With the release of the Diagnostic and Statistical Manual 5(DSM-5), the removal of the multi axial system, and the adjustment of organizational structure and criteria content, there was controversy in the catalog base of psychiatric classification. Two weeks before the release of the DSM-5, the largest funding institute for mental health research, the National Institute of Mental Health (NIMH), withdrew support of manual (NIMH, 2013). The director of the NIMH, Thomas Intel, publicly announced the decision in a blog, criticizing the DSM-5 for categorizing diagnosis based merely on subjective consensus of a cluster of clinical symptoms, without objective laboratory measure (Insel, 2013). He forwardly states that the DSM classification system “lacks validity” and does not justify the best assessment measures to provide the most effective treatment.

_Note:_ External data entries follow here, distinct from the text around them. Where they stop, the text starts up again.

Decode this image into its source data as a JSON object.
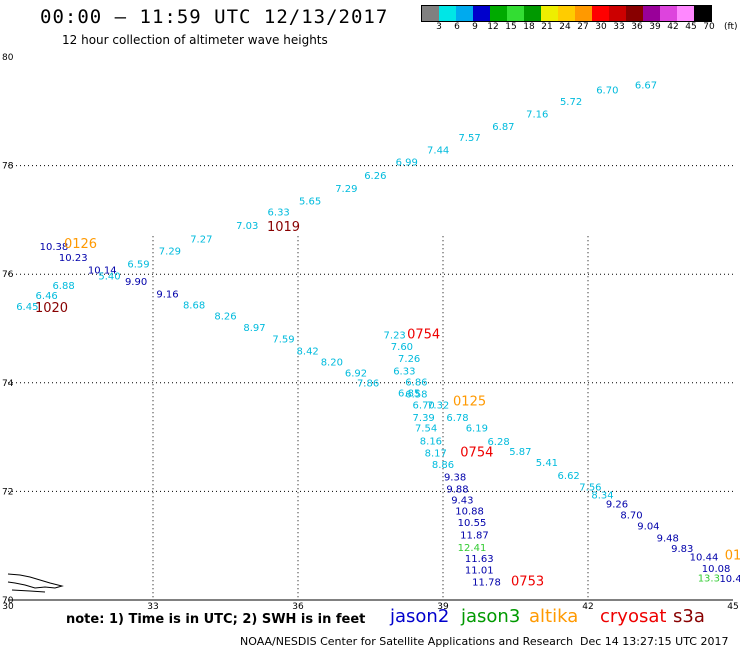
{
  "header": {
    "title": "00:00 – 11:59 UTC 12/13/2017",
    "subtitle": "12 hour collection of altimeter wave heights"
  },
  "colorbar": {
    "colors": [
      "#808080",
      "#00e6e6",
      "#00aaee",
      "#0000cc",
      "#00aa00",
      "#33dd33",
      "#009900",
      "#eeee00",
      "#ffcc00",
      "#ff9900",
      "#ff0000",
      "#cc0000",
      "#880000",
      "#990099",
      "#dd44dd",
      "#ff88ff",
      "#000000"
    ],
    "labels": [
      "3",
      "6",
      "9",
      "12",
      "15",
      "18",
      "21",
      "24",
      "27",
      "30",
      "33",
      "36",
      "39",
      "42",
      "45",
      "70"
    ],
    "unit": "(ft)"
  },
  "map": {
    "x_ticks": [
      "30",
      "33",
      "36",
      "39",
      "42",
      "45"
    ],
    "y_ticks": [
      "70",
      "72",
      "74",
      "76",
      "78",
      "80"
    ]
  },
  "chart_data": {
    "type": "scatter",
    "xlim": [
      30,
      45
    ],
    "ylim": [
      70,
      80
    ],
    "grid": true,
    "x_ticks": [
      30,
      33,
      36,
      39,
      42,
      45
    ],
    "y_ticks": [
      70,
      72,
      74,
      76,
      78,
      80
    ],
    "series": [
      {
        "name": "jason2",
        "color": "#0000aa",
        "points": [
          {
            "x": 30.95,
            "y": 76.45,
            "label": "10.38"
          },
          {
            "x": 31.35,
            "y": 76.24,
            "label": "10.23"
          },
          {
            "x": 31.95,
            "y": 76.01,
            "label": "10.14"
          },
          {
            "x": 32.65,
            "y": 75.8,
            "label": "9.90"
          },
          {
            "x": 33.3,
            "y": 75.57,
            "label": "9.16"
          },
          {
            "x": 39.25,
            "y": 72.2,
            "label": "9.38"
          },
          {
            "x": 39.3,
            "y": 71.98,
            "label": "9.88"
          },
          {
            "x": 39.4,
            "y": 71.78,
            "label": "9.43"
          },
          {
            "x": 39.55,
            "y": 71.57,
            "label": "10.88"
          },
          {
            "x": 39.6,
            "y": 71.36,
            "label": "10.55"
          },
          {
            "x": 39.65,
            "y": 71.13,
            "label": "11.87"
          },
          {
            "x": 39.75,
            "y": 70.7,
            "label": "11.63"
          },
          {
            "x": 39.75,
            "y": 70.49,
            "label": "11.01"
          },
          {
            "x": 39.9,
            "y": 70.27,
            "label": "11.78"
          },
          {
            "x": 42.6,
            "y": 71.7,
            "label": "9.26"
          },
          {
            "x": 42.9,
            "y": 71.5,
            "label": "8.70"
          },
          {
            "x": 43.25,
            "y": 71.3,
            "label": "9.04"
          },
          {
            "x": 43.65,
            "y": 71.08,
            "label": "9.48"
          },
          {
            "x": 43.95,
            "y": 70.88,
            "label": "9.83"
          },
          {
            "x": 44.4,
            "y": 70.73,
            "label": "10.44"
          },
          {
            "x": 44.65,
            "y": 70.52,
            "label": "10.08"
          },
          {
            "x": 44.95,
            "y": 70.33,
            "label": "10.4"
          }
        ]
      },
      {
        "name": "jason3",
        "color": "#00bbdd",
        "points": [
          {
            "x": 30.4,
            "y": 75.34,
            "label": "6.45"
          },
          {
            "x": 30.8,
            "y": 75.54,
            "label": "6.46"
          },
          {
            "x": 31.15,
            "y": 75.73,
            "label": "6.88"
          },
          {
            "x": 32.1,
            "y": 75.9,
            "label": "5.40"
          },
          {
            "x": 32.7,
            "y": 76.12,
            "label": "6.59"
          },
          {
            "x": 33.35,
            "y": 76.36,
            "label": "7.29"
          },
          {
            "x": 34.0,
            "y": 76.58,
            "label": "7.27"
          },
          {
            "x": 34.95,
            "y": 76.83,
            "label": "7.03"
          },
          {
            "x": 35.6,
            "y": 77.08,
            "label": "6.33"
          },
          {
            "x": 36.25,
            "y": 77.28,
            "label": "5.65"
          },
          {
            "x": 37.0,
            "y": 77.51,
            "label": "7.29"
          },
          {
            "x": 37.6,
            "y": 77.75,
            "label": "6.26"
          },
          {
            "x": 38.25,
            "y": 78.0,
            "label": "6.99"
          },
          {
            "x": 38.9,
            "y": 78.22,
            "label": "7.44"
          },
          {
            "x": 39.55,
            "y": 78.45,
            "label": "7.57"
          },
          {
            "x": 40.25,
            "y": 78.66,
            "label": "6.87"
          },
          {
            "x": 40.95,
            "y": 78.89,
            "label": "7.16"
          },
          {
            "x": 41.65,
            "y": 79.12,
            "label": "5.72"
          },
          {
            "x": 42.4,
            "y": 79.33,
            "label": "6.70"
          },
          {
            "x": 43.2,
            "y": 79.42,
            "label": "6.67"
          },
          {
            "x": 33.85,
            "y": 75.37,
            "label": "8.68"
          },
          {
            "x": 34.5,
            "y": 75.17,
            "label": "8.26"
          },
          {
            "x": 35.1,
            "y": 74.95,
            "label": "8.97"
          },
          {
            "x": 35.7,
            "y": 74.74,
            "label": "7.59"
          },
          {
            "x": 36.2,
            "y": 74.52,
            "label": "8.42"
          },
          {
            "x": 36.7,
            "y": 74.32,
            "label": "8.20"
          },
          {
            "x": 37.2,
            "y": 74.12,
            "label": "6.92"
          },
          {
            "x": 37.45,
            "y": 73.93,
            "label": "7.86"
          },
          {
            "x": 38.0,
            "y": 74.82,
            "label": "7.23"
          },
          {
            "x": 38.15,
            "y": 74.6,
            "label": "7.60"
          },
          {
            "x": 38.3,
            "y": 74.38,
            "label": "7.26"
          },
          {
            "x": 38.2,
            "y": 74.15,
            "label": "6.33"
          },
          {
            "x": 38.45,
            "y": 73.95,
            "label": "6.86"
          },
          {
            "x": 38.3,
            "y": 73.75,
            "label": "6.85"
          },
          {
            "x": 38.45,
            "y": 73.73,
            "label": "6.58"
          },
          {
            "x": 38.6,
            "y": 73.53,
            "label": "6.70"
          },
          {
            "x": 38.9,
            "y": 73.53,
            "label": "7.32"
          },
          {
            "x": 38.6,
            "y": 73.3,
            "label": "7.39"
          },
          {
            "x": 39.3,
            "y": 73.3,
            "label": "6.78"
          },
          {
            "x": 38.65,
            "y": 73.1,
            "label": "7.54"
          },
          {
            "x": 39.7,
            "y": 73.1,
            "label": "6.19"
          },
          {
            "x": 38.75,
            "y": 72.86,
            "label": "8.16"
          },
          {
            "x": 40.15,
            "y": 72.85,
            "label": "6.28"
          },
          {
            "x": 38.85,
            "y": 72.64,
            "label": "8.17"
          },
          {
            "x": 40.6,
            "y": 72.67,
            "label": "5.87"
          },
          {
            "x": 39.0,
            "y": 72.43,
            "label": "8.86"
          },
          {
            "x": 41.15,
            "y": 72.47,
            "label": "5.41"
          },
          {
            "x": 41.6,
            "y": 72.23,
            "label": "6.62"
          },
          {
            "x": 42.05,
            "y": 72.02,
            "label": "7.56"
          },
          {
            "x": 42.3,
            "y": 71.87,
            "label": "8.34"
          }
        ]
      },
      {
        "name": "jason3-green",
        "color": "#33cc33",
        "points": [
          {
            "x": 39.6,
            "y": 70.9,
            "label": "12.41"
          },
          {
            "x": 44.5,
            "y": 70.34,
            "label": "13.3"
          }
        ]
      },
      {
        "name": "altika",
        "color": "#ff9900",
        "points": [
          {
            "x": 31.5,
            "y": 76.48,
            "label": "0126"
          },
          {
            "x": 39.55,
            "y": 73.58,
            "label": "0125"
          },
          {
            "x": 45.0,
            "y": 70.75,
            "label": "01"
          }
        ]
      },
      {
        "name": "cryosat",
        "color": "#ee0000",
        "points": [
          {
            "x": 38.6,
            "y": 74.82,
            "label": "0754"
          },
          {
            "x": 39.7,
            "y": 72.64,
            "label": "0754"
          },
          {
            "x": 40.75,
            "y": 70.27,
            "label": "0753"
          }
        ]
      },
      {
        "name": "s3a",
        "color": "#880000",
        "points": [
          {
            "x": 30.9,
            "y": 75.3,
            "label": "1020"
          },
          {
            "x": 35.7,
            "y": 76.8,
            "label": "1019"
          }
        ]
      }
    ]
  },
  "legend": {
    "items": [
      {
        "label": "jason2",
        "color": "#0000cc"
      },
      {
        "label": "jason3",
        "color": "#009900"
      },
      {
        "label": "altika",
        "color": "#ff9900"
      },
      {
        "label": "cryosat",
        "color": "#ee0000"
      },
      {
        "label": "s3a",
        "color": "#880000"
      }
    ]
  },
  "note": "note: 1) Time is in UTC; 2) SWH is in feet",
  "footer": {
    "credit": "NOAA/NESDIS Center for Satellite Applications and Research",
    "timestamp": "Dec 14 13:27:15 UTC 2017"
  }
}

Insel announced a ‘paradigm shift’ with the emergence of The Research Domain Criteria (RDoC’s), with focus on a ‘precision medicine’ model approach in diagnosis (Insel, 2013). This announcement on such a public forum, hit a large audience and created a domino effect in the mass media, creating further skepticism, criticisms and provoked further investigation into the making of the DSM-5. Headlines from new forums such as the Washington Post read, “NIMH vs. DSM 5: No One Wins, Patients Lose” and others articles critiquing the DSM, such as, “Psychiatry’s bible, the DSM, is doing more harm than good”.
This ground-shaking separation of the two, and criticism of the DSM-5, caused a controversy and a gap between clinicians and researchers. However, though the media suggested a divide between DSM-5 and the RDoC in the foundational assessment models, they both serve to better classify psychiatric conditions to address adequate treatment.
The DSM is a tool that provides a categorical system for clinicians use as a guide for diagnosis of treatment. The principles mechanisms of the diagnostic criteria include indicating symptoms, frequency, severity and duration. The edits that came with the DSM-5 classification criteria, drastically changed content and structure for the previous DSMs and specifically did these edits despite sound methodology. One controversial aspect was in the methods of the review process of the new draft diagnostic criteria with field trials. The field trials showed a prevalence of more false-positive diagnosis, and the revision process that was supposed to follow to address these issues, was dropped to meet the deadline (Welch, S, Klassen, C, Borisova, O, & Clothier, H, 2013).
The lack of quality control and the absence of empirically supported diagnostic rationale, contributes to shift to a research-based model. Another limitation concerning the negligible validity of the DSM-5’s method of classification is the problem of heterogeneity. For example, the criterion of posttraumatic stress disorder (PTSD) was revised in order to address the variety of symptoms that manifest following traumatic stress, by expanding the symptom presentations. Consequently, by expanding the symptoms, it created an ambiguous nature of classification. For example, there is now 636,120 ways to meet diagnostic criteria for PTSD (Galatzer-Levy & Bryant, 2013).
This example suggests that the DSM classification system is too broad, another critique made by the NIMH. Therefore, the launch of the RDoC was to emphasize the need of neuroscience in guiding research practices to best tailor treatment to the individual with laboratory measurements, like genetic testing (Lilienfeld, Treadway, 2016). These tests will more definitely classify the disorder, deepen the understanding of he etiological aspects of the disorder, and set boundaries to diagnosis for over, or under diagnosis.
The RDoC emphases the importance of precise, objective measures and the need to break down symptoms as specific indicators of psychobiological dysfunctions, suggesting that symptoms alone are not sufficient enough understand the best treatment. On the other hand, the DSM-5 clusters works to assign common presenting signs and symptoms to labeled diagnosis. While the two approaches suggest striking differences, both serve to better classify psychiatric conditions to address appropriate treatment response. Specifically, both attempt to establish a level of neuroscience and genetic components into establishing a psychiatric diagnosis. While the DSM-5 does not address the biological aspects into the criteria itself, progressively, the DSM has included text accompanying diagnostic criteria as such in risk and prognosis factors, helping DSM provide a more accurate picture of the clinical realities of psychiatric diagnosis (Kupfer and Regier, 2011).
Lastly, although the withdraw and public statements suggested a division of the two systems, in the end, they set to compliment each other in the classification of mental illness. Overall, the RDoC is not attempting to replace the DSM, but integrate classifications that serve to more objectively understand biological aspects of disorder to create validity and better treatment outcomes (Casey, B. J, 2013). Going forward, the NIMH continues to fund grants for the DSM, however with the emphasis of finding etiological processes (Lilienfeld, Treadway, 2016).